Vegetable Oil higher realizations in both Crude Palm Oil (CPO) & Palm Kernel Oil (PKO), improved Oil Extraction Ratio (OER) & downstream value added products improved profitability in Q2 FY25 y-o-y. In Q2 FY25, despite a 13% decline y-o-y in Fresh Fruit Bunch (FFB) arrivals, segment revenue was flat y-o-y due to improved realizations in both CPO & PKO. Also, the Government has increased the basic customs duty on crude soybean, sunflower, and palm oil from 0% to 20% & duty on refined oils has been raised from 12.5% to 32.5% w.e.f from September 14, 2024.

Crop Protection (Standalone) Erratic rainfall across key states resulted in reduction in spraying opportunities by farmers impacting volumes of herbicides category. This also resulted in higher sales returns impacting topline in Q2 FY25. Segment results grew by 10% y-o-y primarily due to lower doubtful debts and control over fixed cost.
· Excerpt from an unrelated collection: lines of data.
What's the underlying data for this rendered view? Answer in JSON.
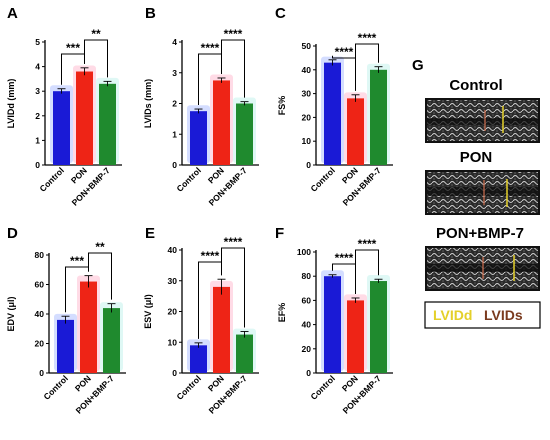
{
  "chart_data": [
    {
      "panel": "A",
      "type": "bar",
      "categories": [
        "Control",
        "PON",
        "PON+BMP-7"
      ],
      "values": [
        3.0,
        3.8,
        3.3
      ],
      "errors": [
        0.1,
        0.15,
        0.1
      ],
      "ylabel": "LVIDd (mm)",
      "ylim": [
        0,
        5
      ],
      "yticks": [
        0,
        1,
        2,
        3,
        4,
        5
      ],
      "significance": [
        {
          "from": 0,
          "to": 1,
          "label": "***"
        },
        {
          "from": 1,
          "to": 2,
          "label": "**"
        }
      ]
    },
    {
      "panel": "B",
      "type": "bar",
      "categories": [
        "Control",
        "PON",
        "PON+BMP-7"
      ],
      "values": [
        1.75,
        2.75,
        2.0
      ],
      "errors": [
        0.07,
        0.08,
        0.06
      ],
      "ylabel": "LVIDs (mm)",
      "ylim": [
        0,
        4
      ],
      "yticks": [
        0,
        1,
        2,
        3,
        4
      ],
      "significance": [
        {
          "from": 0,
          "to": 1,
          "label": "****"
        },
        {
          "from": 1,
          "to": 2,
          "label": "****"
        }
      ]
    },
    {
      "panel": "C",
      "type": "bar",
      "categories": [
        "Control",
        "PON",
        "PON+BMP-7"
      ],
      "values": [
        43,
        28,
        40
      ],
      "errors": [
        1.2,
        1.5,
        1.3
      ],
      "ylabel": "FS%",
      "ylim": [
        0,
        50
      ],
      "yticks": [
        0,
        10,
        20,
        30,
        40,
        50
      ],
      "significance": [
        {
          "from": 0,
          "to": 1,
          "label": "****"
        },
        {
          "from": 1,
          "to": 2,
          "label": "****"
        }
      ]
    },
    {
      "panel": "D",
      "type": "bar",
      "categories": [
        "Control",
        "PON",
        "PON+BMP-7"
      ],
      "values": [
        36,
        62,
        44
      ],
      "errors": [
        2.5,
        4,
        3
      ],
      "ylabel": "EDV (μl)",
      "ylim": [
        0,
        80
      ],
      "yticks": [
        0,
        20,
        40,
        60,
        80
      ],
      "significance": [
        {
          "from": 0,
          "to": 1,
          "label": "***"
        },
        {
          "from": 1,
          "to": 2,
          "label": "**"
        }
      ]
    },
    {
      "panel": "E",
      "type": "bar",
      "categories": [
        "Control",
        "PON",
        "PON+BMP-7"
      ],
      "values": [
        9,
        28,
        12.5
      ],
      "errors": [
        0.8,
        2.5,
        1.0
      ],
      "ylabel": "ESV (μl)",
      "ylim": [
        0,
        40
      ],
      "yticks": [
        0,
        10,
        20,
        30,
        40
      ],
      "significance": [
        {
          "from": 0,
          "to": 1,
          "label": "****"
        },
        {
          "from": 1,
          "to": 2,
          "label": "****"
        }
      ]
    },
    {
      "panel": "F",
      "type": "bar",
      "categories": [
        "Control",
        "PON",
        "PON+BMP-7"
      ],
      "values": [
        80,
        60,
        76
      ],
      "errors": [
        1.2,
        2.0,
        1.5
      ],
      "ylabel": "EF%",
      "ylim": [
        0,
        100
      ],
      "yticks": [
        0,
        20,
        40,
        60,
        80,
        100
      ],
      "significance": [
        {
          "from": 0,
          "to": 1,
          "label": "****"
        },
        {
          "from": 1,
          "to": 2,
          "label": "****"
        }
      ]
    }
  ],
  "colors": {
    "bars": [
      "#1a1ad6",
      "#ee2416",
      "#1f8a2e"
    ],
    "glow": [
      "#9fb4ff",
      "#ffb0c8",
      "#b8f0e8"
    ],
    "lvidd": "#e4d02a",
    "lvids": "#7a3a1e"
  },
  "echo": {
    "letter": "G",
    "titles": [
      "Control",
      "PON",
      "PON+BMP-7"
    ],
    "legend_lvidd": "LVIDd",
    "legend_lvids": "LVIDs"
  }
}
Astec LifeSciences Topline & profitability was marred by lower realizations in key enterprise products coupled with lower-than-expected volumes in CDMO segment due to cautious approach adopted by CDMO customers. Sequential improvement in performance due to gradual uptick in demand. 

Dairy Segment revenue was flat y-o-y due to volumes remaining at similar levels. EBITDA margin improved by ~140 bps in Q2 FY25 due to significant improvement in operational efficiencies and improved milk spread. Salience of Value-Added products (VAP) stood at 32% of total sales in Q2 FY25.
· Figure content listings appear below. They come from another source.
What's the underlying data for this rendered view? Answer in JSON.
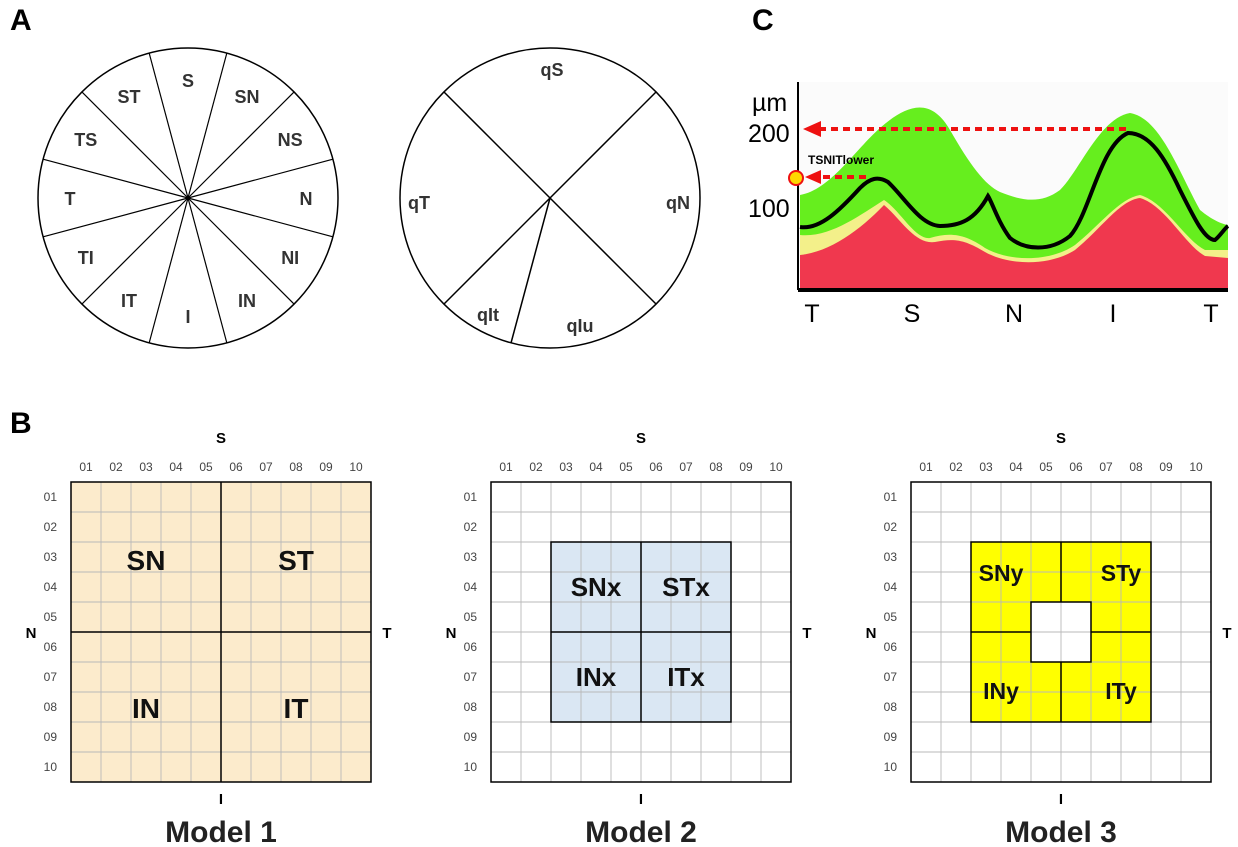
{
  "panels": {
    "a": "A",
    "b": "B",
    "c": "C"
  },
  "sector_labels": [
    "S",
    "SN",
    "NS",
    "N",
    "NI",
    "IN",
    "I",
    "IT",
    "TI",
    "T",
    "TS",
    "ST"
  ],
  "quadrant_labels": {
    "top": "qS",
    "right": "qN",
    "left": "qT",
    "bottom_left": "qIt",
    "bottom_right": "qIu"
  },
  "chart": {
    "y_unit": "µm",
    "y_ticks": [
      "200",
      "100"
    ],
    "x_ticks": [
      "T",
      "S",
      "N",
      "I",
      "T"
    ],
    "annotation": "TSNITlower"
  },
  "grid": {
    "col_headers": [
      "01",
      "02",
      "03",
      "04",
      "05",
      "06",
      "07",
      "08",
      "09",
      "10"
    ],
    "row_headers": [
      "01",
      "02",
      "03",
      "04",
      "05",
      "06",
      "07",
      "08",
      "09",
      "10"
    ],
    "dir_top": "S",
    "dir_bottom": "I",
    "dir_left": "N",
    "dir_right": "T"
  },
  "models": [
    {
      "title": "Model 1",
      "fill": "#fcebcc",
      "labels": [
        "SN",
        "ST",
        "IN",
        "IT"
      ]
    },
    {
      "title": "Model 2",
      "fill": "#dae7f3",
      "labels": [
        "SNx",
        "STx",
        "INx",
        "ITx"
      ]
    },
    {
      "title": "Model 3",
      "fill": "#ffff00",
      "labels": [
        "SNy",
        "STy",
        "INy",
        "ITy"
      ]
    }
  ],
  "colors": {
    "red_band": "#f0384e",
    "yellow_band": "#f3f08a",
    "green_band": "#66ee1e",
    "arrow": "#ee1111"
  }
}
Godrej Tyson Foods Limited revenues declined in Q2 FY25 as compared to Q2 FY 24, primarily due to lower volumes in live bird business as GTFL continued to focus on branded business & reduce exposure to live bird business. In Q2 FY25, while volumes in branded segments improved marginally, profitability was adversely impacted y-o-y, in a seasonally weak quarter, due to unfavorable channel & product mix and elevated input cost.

ACI Godrej posted revenue de-growth of 6% year-on-year (in local currency terms) in Q2 FY25 due to economic headwinds in Bangladesh amidst political turmoil and severe floods.